Experimental and numerical study on the integration of a built-in wave energy converter(BIWEC) and floating platform

Abstract

Nowadays generating electricity continuously in real waves over extended periods is a big challenge due to harsh ocean environment for wave energy converters (WECs). In this study, in order to enhance the reliability of WEC, a novel BIWEC which can form an integrated system by combing with existing floating platforms is proposed. This design method provides a robust mechanism for using wave energy efficiently and has been validated through the numerical simulations and physical model experiments of integrated systems. In addition, a comprehensive study and analysis on the coupling dynamic characteristics of the integrated system, as well as the influence of different power take-off (PTO) parameters on the power generation performance of BIWEC are conducted. Furthermore, using the typical wave conditions in the South China Sea (2–10 s wave period and 2 m wave height) as an example, the capture power and capture width ratio of BIWEC under various effective motion strokes and mass ratios are investigated.

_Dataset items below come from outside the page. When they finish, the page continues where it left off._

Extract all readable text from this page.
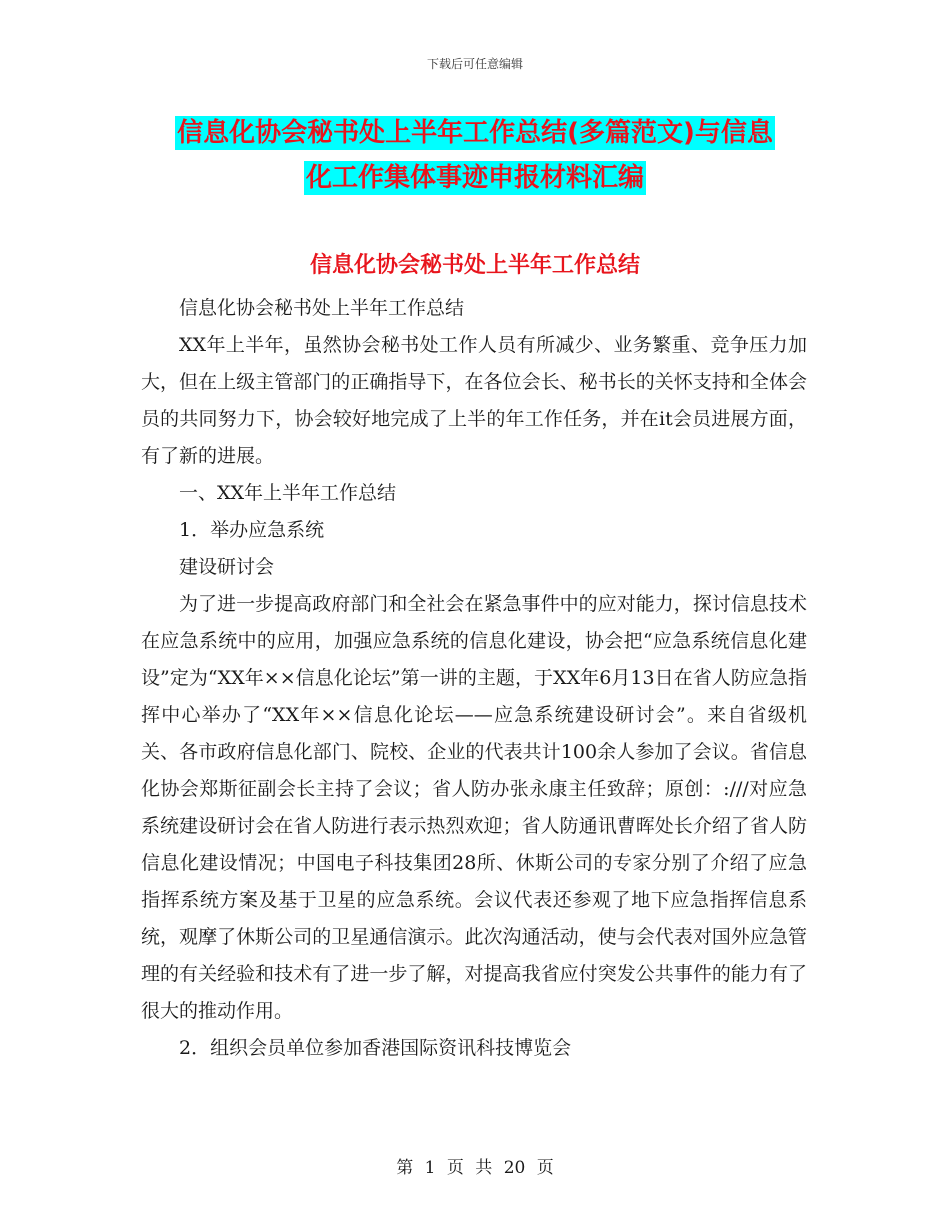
下载后可任意编辑
信息化协会秘书处上半年工作总结(多篇范文)与信息
化工作集体事迹申报材料汇编
信息化协会秘书处上半年工作总结

信息化协会秘书处上半年工作总结

XX年上半年，虽然协会秘书处工作人员有所减少、业务繁重、竞争压力加大，但在上级主管部门的正确指导下，在各位会长、秘书长的关怀支持和全体会员的共同努力下，协会较好地完成了上半的年工作任务，并在it会员进展方面，有了新的进展。

一、XX年上半年工作总结

1．举办应急系统

建设研讨会

为了进一步提高政府部门和全社会在紧急事件中的应对能力，探讨信息技术在应急系统中的应用，加强应急系统的信息化建设，协会把“应急系统信息化建设”定为“XX年××信息化论坛”第一讲的主题，于XX年6月13日在省人防应急指挥中心举办了“XX年××信息化论坛——应急系统建设研讨会”。来自省级机关、各市政府信息化部门、院校、企业的代表共计100余人参加了会议。省信息化协会郑斯征副会长主持了会议；省人防办张永康主任致辞；原创：:///对应急系统建设研讨会在省人防进行表示热烈欢迎；省人防通讯曹晖处长介绍了省人防信息化建设情况；中国电子科技集团28所、休斯公司的专家分别了介绍了应急指挥系统方案及基于卫星的应急系统。会议代表还参观了地下应急指挥信息系统，观摩了休斯公司的卫星通信演示。此次沟通活动，使与会代表对国外应急管理的有关经验和技术有了进一步了解，对提高我省应付突发公共事件的能力有了很大的推动作用。

2．组织会员单位参加香港国际资讯科技博览会

第 1 页 共 20 页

The research results indicate that the BIWEC has the characteristics of dual resonance frequencies, a wide range of wave frequency capture, and high energy conversion efficiency, and the results of the physical experiments are consistent with those of numerical simulations, validating the reliability of the physical experiments. In the physical experimental tests, the average mechanical efficiency of the BIWEC model is 49.17%. The research results presented in this paper have significant implications for the further promoting of commercialization of WEC.